In June 2013, he helped examine 1,100 houseboats moored at the two Lake Powell marinas. A two-man team looked at each boat, each diver going down one side of the boat, meeting at the motor, and then going down the center. "We looked especially in the through-hull holes; they thrive on current, so any water intakes on outboards are targets. Our job was to remove every mussel and put them in little plastic vials. They range from microscopic to an inch. We found fewer than 300 on the 1,100 boats, mostly singles, and only 23 groups that were close to reproducing. Infestation is right at the beginning, and you have to contain it at those two marinas."
Kevin Foster grew up in New England where he was on a swim team throughout school and dived constantly with his dad who was an instructor for the National Association of Underwater Instructors. Foster joined the Peace Corps right out of college and was assigned to a 900-resident, no-electricity village on a Pacific island where his primary job was aquaculture—raising giant clams.
Today, Foster's work includes marine bio-assessment for harbors and channels that are scheduled for expansion by the U.S. Army Corps of Engineers. The dive work includes counting reef fish, corals, plants, and macroinvertebrates, and documenting spawning periods, behavior, life stages—all of which helps determine the best schedule for Corps projects.
Patricia Caccavale also grew up around water; her parents owned a boat yard in Staten Island.
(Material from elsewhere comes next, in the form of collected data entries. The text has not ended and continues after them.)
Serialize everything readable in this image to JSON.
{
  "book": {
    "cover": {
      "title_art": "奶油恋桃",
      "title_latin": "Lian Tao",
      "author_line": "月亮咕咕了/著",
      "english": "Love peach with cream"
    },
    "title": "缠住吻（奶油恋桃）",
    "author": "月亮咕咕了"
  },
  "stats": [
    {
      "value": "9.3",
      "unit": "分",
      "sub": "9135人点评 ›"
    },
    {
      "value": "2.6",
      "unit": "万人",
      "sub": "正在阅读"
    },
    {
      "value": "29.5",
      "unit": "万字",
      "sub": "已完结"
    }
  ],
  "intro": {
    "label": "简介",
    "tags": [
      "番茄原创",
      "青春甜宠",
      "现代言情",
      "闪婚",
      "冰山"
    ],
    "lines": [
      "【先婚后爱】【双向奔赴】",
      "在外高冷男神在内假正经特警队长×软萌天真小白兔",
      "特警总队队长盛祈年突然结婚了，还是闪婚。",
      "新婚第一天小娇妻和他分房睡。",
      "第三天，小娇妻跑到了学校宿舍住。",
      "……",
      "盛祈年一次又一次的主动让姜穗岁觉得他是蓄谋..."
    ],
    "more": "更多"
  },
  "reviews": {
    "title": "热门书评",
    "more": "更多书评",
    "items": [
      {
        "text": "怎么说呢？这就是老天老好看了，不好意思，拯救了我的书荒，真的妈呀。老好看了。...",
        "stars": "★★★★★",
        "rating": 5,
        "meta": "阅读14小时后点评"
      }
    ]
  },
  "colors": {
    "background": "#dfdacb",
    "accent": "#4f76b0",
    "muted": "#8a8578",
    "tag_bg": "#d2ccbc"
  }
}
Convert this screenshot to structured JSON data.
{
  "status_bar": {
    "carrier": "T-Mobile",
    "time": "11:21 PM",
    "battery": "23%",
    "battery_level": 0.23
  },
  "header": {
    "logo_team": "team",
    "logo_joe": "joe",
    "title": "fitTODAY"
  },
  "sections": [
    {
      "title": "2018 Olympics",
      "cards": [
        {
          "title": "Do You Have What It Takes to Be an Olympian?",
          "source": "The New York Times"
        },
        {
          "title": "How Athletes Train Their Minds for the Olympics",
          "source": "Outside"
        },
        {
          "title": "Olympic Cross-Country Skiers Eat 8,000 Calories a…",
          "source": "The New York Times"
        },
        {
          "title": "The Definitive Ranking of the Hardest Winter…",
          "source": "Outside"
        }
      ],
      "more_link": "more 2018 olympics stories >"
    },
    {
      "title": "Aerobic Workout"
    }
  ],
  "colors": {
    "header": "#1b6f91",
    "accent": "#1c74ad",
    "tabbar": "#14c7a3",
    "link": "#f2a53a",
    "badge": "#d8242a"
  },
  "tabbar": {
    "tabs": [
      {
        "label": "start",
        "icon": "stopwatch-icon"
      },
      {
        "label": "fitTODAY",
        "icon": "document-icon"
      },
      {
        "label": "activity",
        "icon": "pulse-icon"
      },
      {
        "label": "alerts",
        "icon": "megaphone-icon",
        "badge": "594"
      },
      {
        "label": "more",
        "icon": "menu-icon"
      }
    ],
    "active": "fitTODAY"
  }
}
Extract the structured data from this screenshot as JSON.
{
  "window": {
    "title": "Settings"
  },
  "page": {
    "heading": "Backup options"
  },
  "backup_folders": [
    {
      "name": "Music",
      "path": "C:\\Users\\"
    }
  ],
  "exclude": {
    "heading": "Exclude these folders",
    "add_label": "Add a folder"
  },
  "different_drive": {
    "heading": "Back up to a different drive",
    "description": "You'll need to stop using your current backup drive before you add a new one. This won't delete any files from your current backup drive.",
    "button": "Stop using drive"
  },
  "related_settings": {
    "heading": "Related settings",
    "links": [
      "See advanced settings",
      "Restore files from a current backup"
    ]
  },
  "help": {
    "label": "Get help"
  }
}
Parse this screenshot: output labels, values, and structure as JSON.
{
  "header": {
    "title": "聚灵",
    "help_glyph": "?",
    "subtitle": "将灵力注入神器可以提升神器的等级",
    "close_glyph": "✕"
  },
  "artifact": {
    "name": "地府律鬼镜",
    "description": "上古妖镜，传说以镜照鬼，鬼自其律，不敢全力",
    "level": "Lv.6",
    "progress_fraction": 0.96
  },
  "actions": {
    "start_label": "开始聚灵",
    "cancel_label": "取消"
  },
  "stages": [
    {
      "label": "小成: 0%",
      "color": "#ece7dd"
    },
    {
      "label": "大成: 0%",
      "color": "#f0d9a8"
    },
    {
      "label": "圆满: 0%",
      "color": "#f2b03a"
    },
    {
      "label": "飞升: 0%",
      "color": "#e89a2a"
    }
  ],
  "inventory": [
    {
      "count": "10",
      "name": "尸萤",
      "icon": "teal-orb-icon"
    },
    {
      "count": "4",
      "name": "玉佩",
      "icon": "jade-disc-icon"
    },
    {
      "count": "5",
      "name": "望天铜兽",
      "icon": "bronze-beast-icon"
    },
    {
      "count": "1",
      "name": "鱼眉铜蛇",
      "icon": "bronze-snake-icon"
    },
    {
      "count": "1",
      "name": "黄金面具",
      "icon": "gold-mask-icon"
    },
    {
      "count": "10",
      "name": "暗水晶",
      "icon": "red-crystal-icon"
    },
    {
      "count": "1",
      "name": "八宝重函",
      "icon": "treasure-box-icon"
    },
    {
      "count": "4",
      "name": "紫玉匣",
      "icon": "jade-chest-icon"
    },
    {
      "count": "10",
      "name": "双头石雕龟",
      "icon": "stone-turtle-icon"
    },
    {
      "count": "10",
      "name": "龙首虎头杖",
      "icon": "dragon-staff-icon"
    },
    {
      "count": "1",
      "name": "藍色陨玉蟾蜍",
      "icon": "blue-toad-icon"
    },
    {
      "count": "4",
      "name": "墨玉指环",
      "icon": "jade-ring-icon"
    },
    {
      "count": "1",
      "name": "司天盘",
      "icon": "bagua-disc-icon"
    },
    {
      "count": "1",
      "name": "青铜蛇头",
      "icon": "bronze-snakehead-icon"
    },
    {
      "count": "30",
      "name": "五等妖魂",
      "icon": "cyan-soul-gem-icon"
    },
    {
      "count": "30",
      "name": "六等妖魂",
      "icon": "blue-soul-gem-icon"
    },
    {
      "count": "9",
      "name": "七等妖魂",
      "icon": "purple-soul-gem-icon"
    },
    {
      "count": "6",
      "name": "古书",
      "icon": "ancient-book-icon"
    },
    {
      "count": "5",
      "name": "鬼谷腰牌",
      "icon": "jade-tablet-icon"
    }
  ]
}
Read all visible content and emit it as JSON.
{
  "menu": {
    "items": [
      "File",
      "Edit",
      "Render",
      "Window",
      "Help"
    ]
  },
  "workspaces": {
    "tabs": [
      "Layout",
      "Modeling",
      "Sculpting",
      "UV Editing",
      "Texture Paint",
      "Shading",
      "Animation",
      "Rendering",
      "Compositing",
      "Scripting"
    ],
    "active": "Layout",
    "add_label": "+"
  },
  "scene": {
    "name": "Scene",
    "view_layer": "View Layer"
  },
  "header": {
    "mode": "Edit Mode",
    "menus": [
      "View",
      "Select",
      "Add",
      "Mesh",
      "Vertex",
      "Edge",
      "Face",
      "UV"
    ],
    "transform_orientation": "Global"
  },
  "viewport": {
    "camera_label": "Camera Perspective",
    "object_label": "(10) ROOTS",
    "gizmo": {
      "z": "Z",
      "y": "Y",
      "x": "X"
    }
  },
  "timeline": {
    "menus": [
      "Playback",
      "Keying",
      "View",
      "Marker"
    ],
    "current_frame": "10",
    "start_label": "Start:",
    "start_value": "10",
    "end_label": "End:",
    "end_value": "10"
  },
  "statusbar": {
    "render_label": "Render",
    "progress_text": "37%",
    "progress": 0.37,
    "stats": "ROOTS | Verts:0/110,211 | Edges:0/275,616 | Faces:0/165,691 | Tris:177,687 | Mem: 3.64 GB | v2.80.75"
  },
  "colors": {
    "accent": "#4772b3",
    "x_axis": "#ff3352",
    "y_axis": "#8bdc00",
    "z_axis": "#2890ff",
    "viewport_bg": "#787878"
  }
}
Caccavale's current work includes monitoring the upper San Marcos River in the Texas Hill Country to remove an invasive water trumpet native to Sri Lanka, a popular aquarium plant that "grows like crazy" and took over that section of the river a decade ago.
Caccavale's team first waves the sediment and soil away from the base, and then gradually removes the whole plant. In some areas they have to tie themselves with rope because of fast current. The eradication process began with dredging, and followed with divers who pulled out 1,200 plants the first year. In the fall of 2012, they found only two.
Although Service divers share a set of safety-first personality traits, they also share an ongoing awareness of, and exposure to, hazards.
"Turbid water, debris, lots of sunken logs, fishing line, hooks, barbed wire," says Caccavale. "We've come up wrapped in fishing line and had to cut each other out."
"We were doing a deep dive in perfect weather in the Marshall Islands," recalls Foster. "When we surfaced we were in three-to-five-foot swells with an approaching squall and visibility reducing to just feet. The wind was blowing our boat away from us and we were swimming with 80 pounds of gear. We grabbed the back of the boat just as the rain hit."
Together, these seven divers have logged many thousands of dives during which they have never been injured by an animal—including sharks and alligators—and don't know any divers who have.
And they haven't found sunken doubloons. They have found arrowheads, sunglasses, shoes, hats, bottles, occasional antique anchors, unspent military shells, and wallets filled with mud. And, of course, "There isn't a body of water—no matter where you go—that doesn't have a golf ball in it," confirms Osborne.
"Seventy percent of the planet is under water," says Osborne, "and, for the most part, we have no clue what's under there. Once someone reads and understands a report, they take ownership and start caring."